After 10 years of waiting tables at Hyatt Hotels, the single mother of two had finally landed a stable customer-service position at a transportation company just days earlier.
Ms. Gable scoured newspaper classifieds for in-home care until she found an agreeable nanny late in the evening.
"The moment you use your child as an excuse in the workplace you are stigmatized," says Gable, who was afraid she would lose her job if she called in sick during her first week.
That was two decades ago.
But Gable, still a working single mother, represents a deep-seated workplace trend: Single mothers, say experts, are treated differently at work from other employees.
They typically have a harder time finding stable employment, are paid less, and have less opportunity for advancement than other workers.
Single fathers face the same issues. Experts say the stigma is related more to responsibility than to gender. But only 1 in 6 single working parents is a father with sole custody, according to census data.

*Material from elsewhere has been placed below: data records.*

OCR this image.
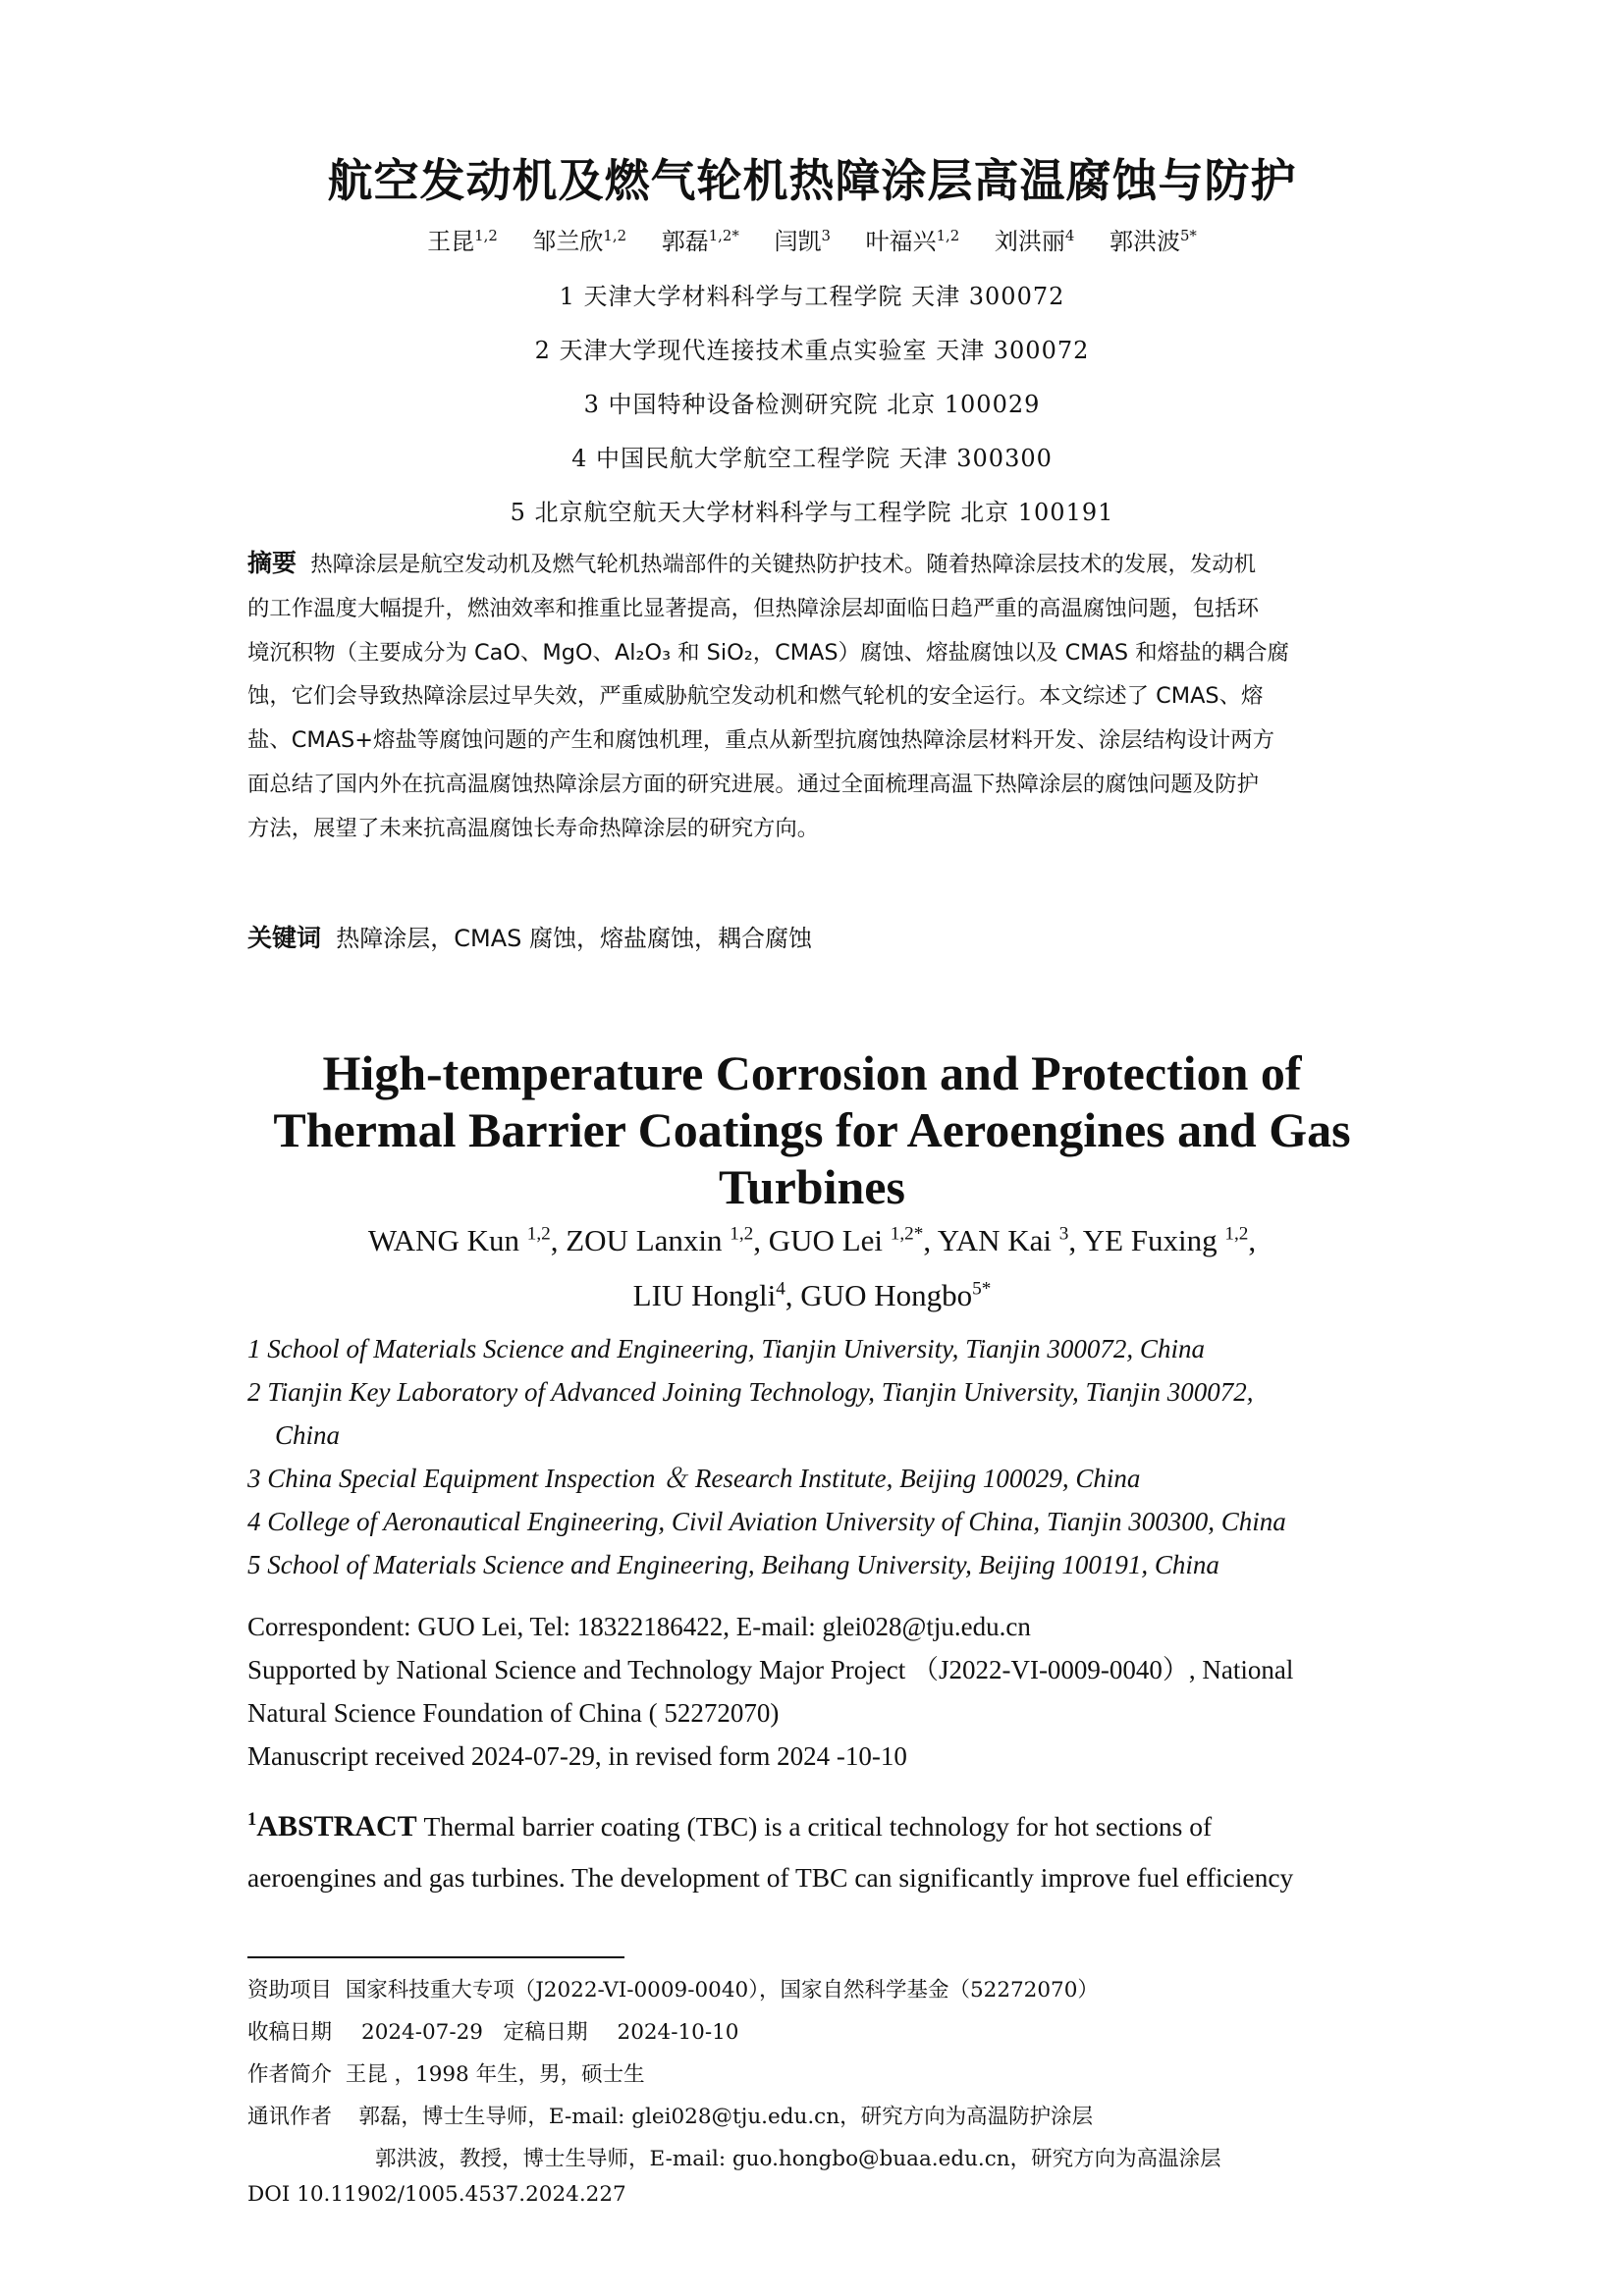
航空发动机及燃气轮机热障涂层高温腐蚀与防护
王昆$^{1,2}$ 邹兰欣$^{1,2}$ 郭磊$^{1,2*}$ 闫凯$^3$ 叶福兴$^{1,2}$ 刘洪丽$^4$ 郭洪波$^{5*}$
1 天津大学材料科学与工程学院 天津 300072
2 天津大学现代连接技术重点实验室 天津 300072
3 中国特种设备检测研究院 北京 100029
4 中国民航大学航空工程学院 天津 300300
5 北京航空航天大学材料科学与工程学院 北京 100191
摘要 热障涂层是航空发动机及燃气轮机热端部件的关键热防护技术。随着热障涂层技术的发展，发动机
的工作温度大幅提升，燃油效率和推重比显著提高，但热障涂层却面临日趋严重的高温腐蚀问题，包括环
境沉积物（主要成分为 CaO、MgO、Al₂O₃ 和 SiO₂，CMAS）腐蚀、熔盐腐蚀以及 CMAS 和熔盐的耦合腐
蚀，它们会导致热障涂层过早失效，严重威胁航空发动机和燃气轮机的安全运行。本文综述了 CMAS、熔
盐、CMAS+熔盐等腐蚀问题的产生和腐蚀机理，重点从新型抗腐蚀热障涂层材料开发、涂层结构设计两方
面总结了国内外在抗高温腐蚀热障涂层方面的研究进展。通过全面梳理高温下热障涂层的腐蚀问题及防护
方法，展望了未来抗高温腐蚀长寿命热障涂层的研究方向。
关键词 热障涂层，CMAS 腐蚀，熔盐腐蚀，耦合腐蚀
High-temperature Corrosion and Protection of
Thermal Barrier Coatings for Aeroengines and Gas
Turbines
WANG Kun $^{1,2}$, ZOU Lanxin $^{1,2}$, GUO Lei $^{1,2*}$, YAN Kai $^3$, YE Fuxing $^{1,2}$,
LIU Hongli$^4$, GUO Hongbo$^{5*}$
1 School of Materials Science and Engineering, Tianjin University, Tianjin 300072, China
2 Tianjin Key Laboratory of Advanced Joining Technology, Tianjin University, Tianjin 300072,
China
3 China Special Equipment Inspection ＆ Research Institute, Beijing 100029, China
4 College of Aeronautical Engineering, Civil Aviation University of China, Tianjin 300300, China
5 School of Materials Science and Engineering, Beihang University, Beijing 100191, China
Correspondent: GUO Lei, Tel: 18322186422, E-mail: glei028@tju.edu.cn
Supported by National Science and Technology Major Project （J2022-VI-0009-0040）, National
Natural Science Foundation of China ( 52272070)
Manuscript received 2024-07-29, in revised form 2024 -10-10
$^1$ABSTRACT Thermal barrier coating (TBC) is a critical technology for hot sections of
aeroengines and gas turbines. The development of TBC can significantly improve fuel efficiency
资助项目 国家科技重大专项（J2022-VI-0009-0040），国家自然科学基金（52272070）
收稿日期 2024-07-29 定稿日期 2024-10-10
作者简介 王昆 ，1998 年生，男，硕士生
通讯作者 郭磊，博士生导师，E-mail: glei028@tju.edu.cn，研究方向为高温防护涂层
郭洪波，教授，博士生导师，E-mail: guo.hongbo@buaa.edu.cn，研究方向为高温涂层
DOI 10.11902/1005.4537.2024.227
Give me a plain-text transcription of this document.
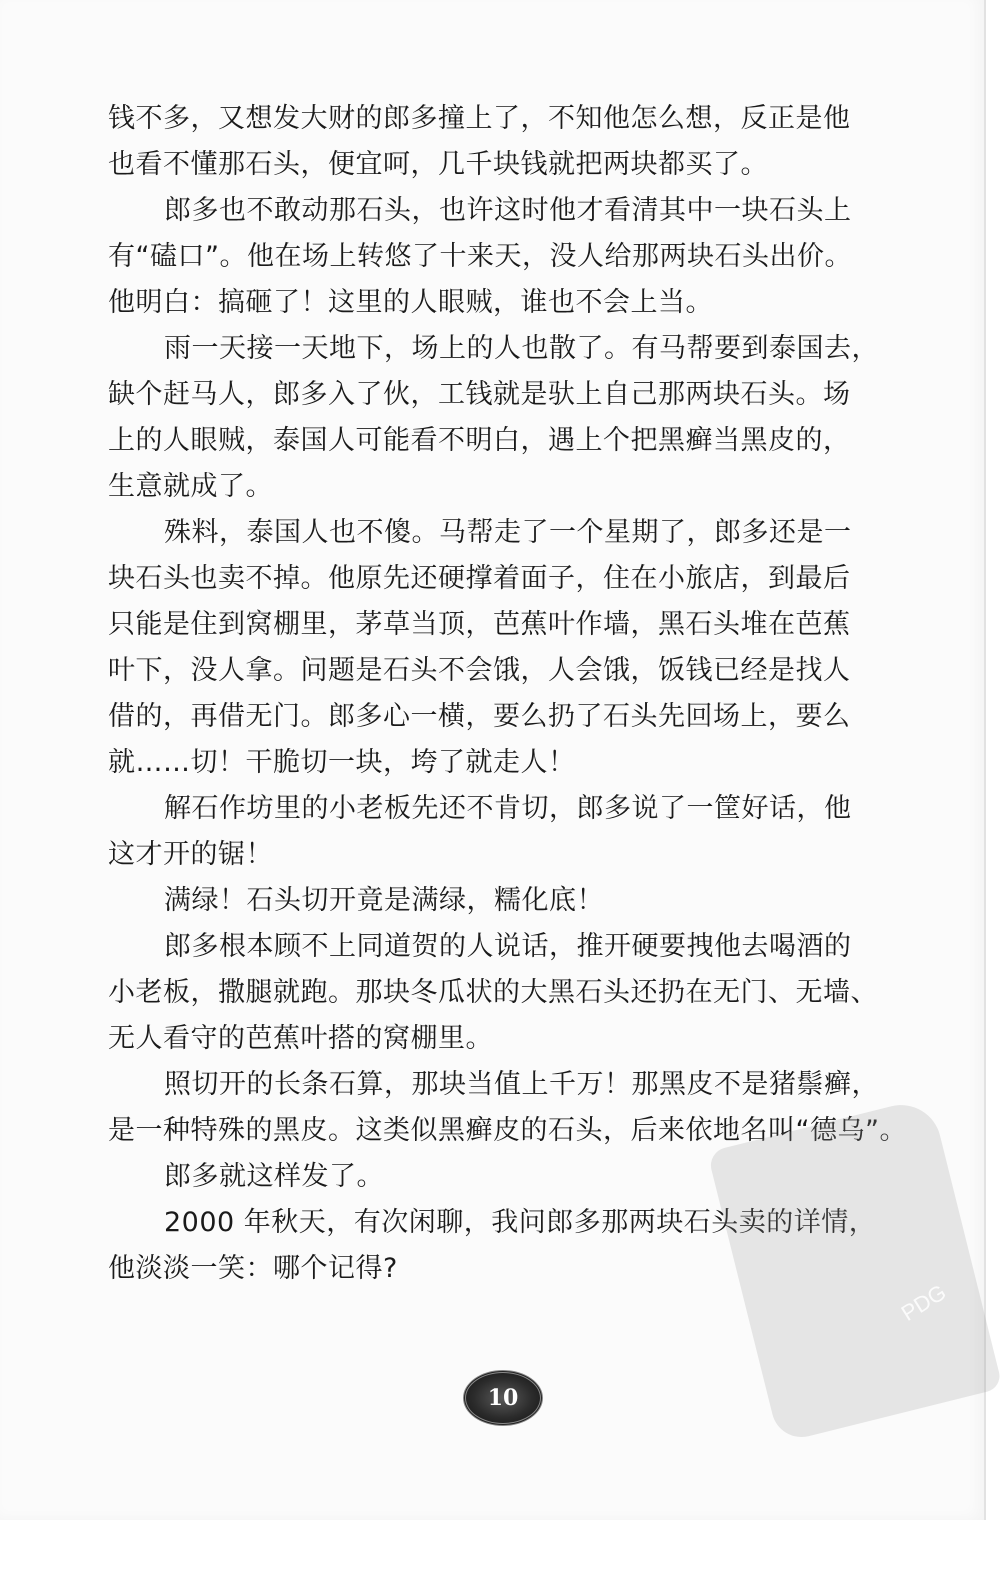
钱不多，又想发大财的郎多撞上了，不知他怎么想，反正是他
也看不懂那石头，便宜呵，几千块钱就把两块都买了。
郎多也不敢动那石头，也许这时他才看清其中一块石头上
有“磕口”。他在场上转悠了十来天，没人给那两块石头出价。
他明白：搞砸了！这里的人眼贼，谁也不会上当。
雨一天接一天地下，场上的人也散了。有马帮要到泰国去，
缺个赶马人，郎多入了伙，工钱就是驮上自己那两块石头。场
上的人眼贼，泰国人可能看不明白，遇上个把黑癣当黑皮的，
生意就成了。
殊料，泰国人也不傻。马帮走了一个星期了，郎多还是一
块石头也卖不掉。他原先还硬撑着面子，住在小旅店，到最后
只能是住到窝棚里，茅草当顶，芭蕉叶作墙，黑石头堆在芭蕉
叶下，没人拿。问题是石头不会饿，人会饿，饭钱已经是找人
借的，再借无门。郎多心一横，要么扔了石头先回场上，要么
就……切！干脆切一块，垮了就走人！
解石作坊里的小老板先还不肯切，郎多说了一筐好话，他
这才开的锯！
满绿！石头切开竟是满绿，糯化底！
郎多根本顾不上同道贺的人说话，推开硬要拽他去喝酒的
小老板，撒腿就跑。那块冬瓜状的大黑石头还扔在无门、无墙、
无人看守的芭蕉叶搭的窝棚里。
照切开的长条石算，那块当值上千万！那黑皮不是猪鬃癣，
是一种特殊的黑皮。这类似黑癣皮的石头，后来依地名叫“德乌”。
郎多就这样发了。
2000 年秋天，有次闲聊，我问郎多那两块石头卖的详情，
他淡淡一笑：哪个记得?
PDG
10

"There's a lot of prejudice in the workplace" directed toward single mothers, says Gina Delmastro of the Gottman Institute, a Seattle-based marriage and family therapy clinic. "They still face the stigma of being divorced."
With that stigma comes greater difficulty in finding jobs, say experts, because employers tend to view them as less flexible.
Their abilities may also be called into question.
A new American University Law School study shows businesswomen are rated as similar in competence to businessmen until they have children, at which point they are rated similar to the elderly. Those polled represented a broad public cross section, not just prospective employers.
This perception, say experts, has triggered a small wave of discrimination lawsuits.
The university's study cites recent court decisions where mothers and fathers have successfully sued for workplace discrimination due to their status as parents.
"Courts are beginning to understand that an employee, despite an impeccable performance record, may experience workplace discrimination once he or she becomes a parent, or begins a flexible work arrangement to accommodate child rearing," says AU executive director Joan Williams.
"There is plenty of hiring discrimination against single mothers," agrees Mark Rednick, president of MRI Sales Consultants in Dallas. "The hiring person may never voice it or think it, but subconsciously they feel they will have more trouble with a single mother than with other employees."
Single mothers make up about 18 percent of the workforce, according to the US Department of Labor. As a group, they earn about 20 percent less on average than single women or married moms.